Personally, my belief here is that a whole house, back-fed system that powers everything from well to central air conditioner is a bit more advanced and expensive than it’s worth – to my tastes – at this point in history.
This may upset some of you, I know….. but I think the cost of the equipment needs to evolve downward another 30 to 50 percent and the biggie – batteries have got to evolve more for home use. We have ROV’s driving around Mars but we’re using battery technology from the late 1800’s? Makes no sense to me.
My idea of the perfect home solar setup is a ‘Grid-tied’ inverter setup, something I plan to devote time and space to in an upcoming article.
Is Solar Power a DIY Job or Do I Need a Pro?
For me, it’s DIY all the way. I would suggest that if you need a pro, be very careful and perhaps you just want someone to mount the panels or run the wire. My best advice would be to learn as much about the hardware, it’s function, interaction, capability, etc, and the best possible way to do this is to build yourself a small system and in so doing, acquire the skills you’ll need to select and implement a larger system down the road. With a solar power system, you are taking the job of providing your home’s power onto your shoulders. No more flipping the light switch and just assuming that the electrons are just waiting to burst forth, it’s up to you and only you to make those pixies dance, and to keep them coming.
My opinion here is that you take things slowly and unless you have a background where you understand the basic concepts of solar equipment, that learning about it is way better than trusting a salesman who is trying to fill a sales quota by selling systems.
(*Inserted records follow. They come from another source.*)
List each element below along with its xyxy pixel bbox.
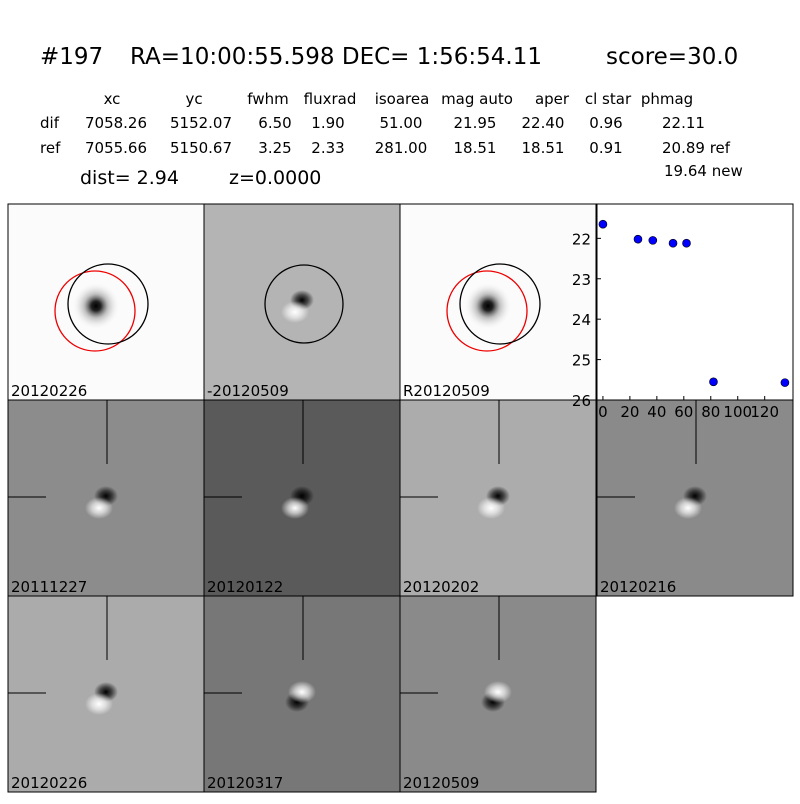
- x-tick-label: 100: [723, 403, 752, 421]
- column-header: cl star: [585, 90, 632, 108]
- column-header: yc: [185, 90, 202, 108]
- stamp-label: -20120509: [207, 382, 289, 400]
- dipole-light: [85, 497, 113, 519]
- table-cell: 22.40: [522, 114, 565, 132]
- ref-circle: [54, 270, 136, 352]
- y-tick-label: 25: [572, 352, 591, 370]
- x-tick-label: 0: [598, 403, 608, 421]
- table-cell: 5152.07: [170, 114, 232, 132]
- data-point: [709, 377, 718, 387]
- score: score=30.0: [606, 44, 738, 70]
- y-tick-label: 24: [572, 311, 591, 329]
- y-tick-label: 23: [572, 271, 591, 289]
- data-point: [633, 234, 643, 244]
- x-tick-label: 80: [701, 403, 720, 421]
- stamp: 20120216: [596, 399, 794, 597]
- data-point: [668, 238, 678, 248]
- table-cell: 5150.67: [170, 139, 232, 157]
- table-cell: 20.89 ref: [662, 139, 731, 157]
- new-mag: 19.64 new: [664, 162, 743, 180]
- aper-circle: [67, 263, 149, 345]
- ref-circle: [446, 270, 528, 352]
- stamp: R20120509: [399, 203, 597, 401]
- y-tick-label: 26: [572, 392, 591, 410]
- stamp-label: 20120226: [11, 382, 87, 400]
- stamp-label: 20120317: [207, 774, 283, 792]
- x-tick-label: 120: [750, 403, 779, 421]
- dipole-light: [674, 497, 702, 519]
- dipole-light: [281, 497, 309, 519]
- redshift: z=0.0000: [229, 167, 321, 189]
- data-point: [648, 236, 658, 245]
- column-header: fwhm: [247, 90, 288, 108]
- column-header: fluxrad: [304, 90, 357, 108]
- stamp: 20111227: [7, 399, 205, 597]
- stamp: 20120122: [203, 399, 401, 597]
- aper-circle: [264, 264, 344, 344]
- distance: dist= 2.94: [80, 167, 179, 189]
- coordinates: RA=10:00:55.598 DEC= 1:56:54.11: [130, 44, 542, 70]
- stamp: 20120509: [399, 595, 597, 793]
- stamp-label: 20120216: [600, 578, 676, 596]
- stamp-label: 20120202: [403, 578, 479, 596]
- table-cell: 21.95: [454, 114, 497, 132]
- x-tick-label: 60: [674, 403, 693, 421]
- row-label: dif: [40, 114, 60, 132]
- stamp-label: 20120226: [11, 774, 87, 792]
- dipole-light: [484, 681, 512, 703]
- table-cell: 281.00: [375, 139, 428, 157]
- plot-area: [596, 203, 794, 401]
- row-label: ref: [40, 139, 61, 157]
- stamp: 20120317: [203, 595, 401, 793]
- stamp: 20120202: [399, 399, 597, 597]
- table-cell: 0.91: [589, 139, 622, 157]
- table-cell: 2.33: [311, 139, 344, 157]
- table-cell: 7058.26: [85, 114, 147, 132]
- y-tick-label: 22: [572, 230, 591, 248]
- table-cell: 22.11: [662, 114, 705, 132]
- column-header: isoarea: [375, 90, 430, 108]
- dipole-light: [281, 301, 309, 323]
- stamp-label: 20120122: [207, 578, 283, 596]
- table-cell: 18.51: [522, 139, 565, 157]
- data-point: [682, 238, 691, 248]
- stamp: 20120226: [7, 595, 205, 793]
- stamp-label: 20120509: [403, 774, 479, 792]
- x-tick-label: 20: [620, 403, 639, 421]
- data-point: [780, 378, 790, 387]
- table-cell: 18.51: [454, 139, 497, 157]
- table-cell: 6.50: [258, 114, 291, 132]
- column-header: mag auto: [441, 90, 513, 108]
- star: [72, 282, 120, 330]
- table-cell: 3.25: [258, 139, 291, 157]
- stamp-label: R20120509: [403, 382, 490, 400]
- column-header: aper: [535, 90, 570, 108]
- stamp: -20120509: [203, 203, 401, 401]
- table-cell: 0.96: [589, 114, 622, 132]
- dipole-light: [477, 497, 505, 519]
- x-tick-label: 40: [647, 403, 666, 421]
- aper-circle: [459, 263, 541, 345]
- dipole-light: [85, 693, 113, 715]
- stamp: 20120226: [7, 203, 205, 401]
- candidate-id: #197: [40, 44, 103, 70]
- stamp-label: 20111227: [11, 578, 87, 596]
- column-header: xc: [104, 90, 121, 108]
- table-cell: 7055.66: [85, 139, 147, 157]
- table-cell: 51.00: [380, 114, 423, 132]
- dipole-light: [288, 681, 316, 703]
- column-header: phmag: [641, 90, 693, 108]
- data-point: [598, 219, 608, 229]
- table-cell: 1.90: [311, 114, 344, 132]
- star: [464, 282, 512, 330]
Even if you ignore that advice and buy a solar system you don’t fully understand, when something breaks, which will happen, you will want to have arranged a friend or family member who does understand it all to be readily available.
For portable power needs whether at the campsite, for the RV or even as a temporary system at home to use during storm season, a portable solar generator is pretty awesome. The biggest adjustment is dealing with power draw, but this is a system that is being utilized outside the normal routine, so it is much different mentally than shifting your life to a permanent solar power system.
Yes, for modest emergency or portable power, the time has definitely come to invest in a portable solar generator. For whole home needs I would move on and look at the concept of the grid-tied inverter system.